Isolated Experts: Try to find individuals who have relevant sector/technology knowledge as well as limited exposure to your relevant investment community. This may sound like “talk to shit investors” but it’s not. Bad investors will likely lead to bad advice. Absolutely search for feedback from those who can provide meaningful insight into your market, target customer, etc. so you can tailor your narrative. But ALSO search for investors that aren’t very plugged into the investment scene. At this stage you have to assume that you’re not going to be great at pitching. Do you really want to talk to a highly networked VC within your first week of fundraising? The overwhelming chances are that they’ll pass, but once they do you can’t control who they speak with or what they say. This is a less discussed, but very real form of signaling risk.
Fundraising Management
It’s more efficient for your time and sanity to have one co-founder lead all fundraising efforts while the other focus on the business. Most times this is the CEO but it really needs to be the strongest communicator. Have the lead take all intro meetings and bring the co-founder in when appropriate, which is usually the full partner meeting.
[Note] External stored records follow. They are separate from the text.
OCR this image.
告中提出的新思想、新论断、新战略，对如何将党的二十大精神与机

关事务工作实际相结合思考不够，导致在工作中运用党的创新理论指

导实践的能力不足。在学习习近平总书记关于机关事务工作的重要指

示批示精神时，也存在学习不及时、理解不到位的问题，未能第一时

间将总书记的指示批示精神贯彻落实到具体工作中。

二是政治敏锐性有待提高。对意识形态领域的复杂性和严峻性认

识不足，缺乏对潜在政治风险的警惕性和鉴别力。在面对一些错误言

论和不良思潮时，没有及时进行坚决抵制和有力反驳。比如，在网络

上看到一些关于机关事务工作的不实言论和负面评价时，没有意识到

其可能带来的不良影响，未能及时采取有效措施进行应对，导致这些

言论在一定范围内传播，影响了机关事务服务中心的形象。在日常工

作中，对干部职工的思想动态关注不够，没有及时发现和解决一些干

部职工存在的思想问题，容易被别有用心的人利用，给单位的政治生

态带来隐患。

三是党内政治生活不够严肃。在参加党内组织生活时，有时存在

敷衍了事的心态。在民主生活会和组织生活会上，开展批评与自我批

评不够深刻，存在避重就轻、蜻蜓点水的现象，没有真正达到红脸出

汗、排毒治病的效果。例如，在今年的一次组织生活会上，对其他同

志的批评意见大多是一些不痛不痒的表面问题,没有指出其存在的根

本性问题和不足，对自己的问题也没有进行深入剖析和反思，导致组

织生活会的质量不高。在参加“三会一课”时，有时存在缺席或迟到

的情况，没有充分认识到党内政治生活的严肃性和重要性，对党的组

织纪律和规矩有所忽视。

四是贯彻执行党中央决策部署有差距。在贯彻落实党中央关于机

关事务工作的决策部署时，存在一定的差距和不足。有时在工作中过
“Whichever founder is the better communicator should do most of the talking, you don’t need to artificially split up answers.” — Toby Mather (CEO of Lingumi)
Always Use a No
Don’t ever forget to follow up! Every pass is an opportunity to learn more. If it’s a good no (“you’re too early” or “we can’t invest right now”) ask that investor for introductions to others. If it’s a bad no (“we don’t get your product”) as for honest feedback to make yourself better. You may not always get a response, but asking for ways to improve demonstrates professionalism and a commitment to the business.
Lines not dots
Every investor has an opinion but that doesn’t mean it’s right. As a founder you should know your product/market/team better than anyone so one viewpoint shouldn’t be enough to change your opinion. If an investor says they think your strategy is flawed, brush it off and know that they probably weren’t right for your business. If, however, you get five investors saying the same thing you might want to think through some stuff.
Build your auxiliary team
An auxiliary team is anyone you can call on to help you out with the fundraising due diligence that will inevitably come. As you finalize your pitch, you’re going to see a pattern in what investors gravitate towards. It could be your customers, your growth plan, your references or maybe all three! As these patterns emerge, start to build out a shortlist of trusted resources to share with an investor based on their concerns. If you’re seeing a lot of customer/market interest, you should identify a few enthusiastic users who would be willing to speak on behalf of the product. If your meetings focus on the use of funds, spend time curating a list of hiring targets for your critical roles.
Stamina
Fundraising can be a very emotional experience. You will experience rejection. You will experience doubt. This is normal, and I always tell founders to trust in the process, but I recognize that this is much easier said than done. There’s no ideal timeline of how long this stage will take, but if you’re 100% dedicated to this I would argue that two to three weeks is sufficient before “active fundraising” begins.
“Fundraising is your opportunity to use investors to improve your business.” — Marc Sloan (CEO of Context Scout)
To be clear, there’s no magic number of meetings, strategy sessions or . Instead focus on the point where you feel very confident going into any meeting. When you feel like you’ve already thought of any questions/concern an investor can mention. That confidence is worth its weight in gold.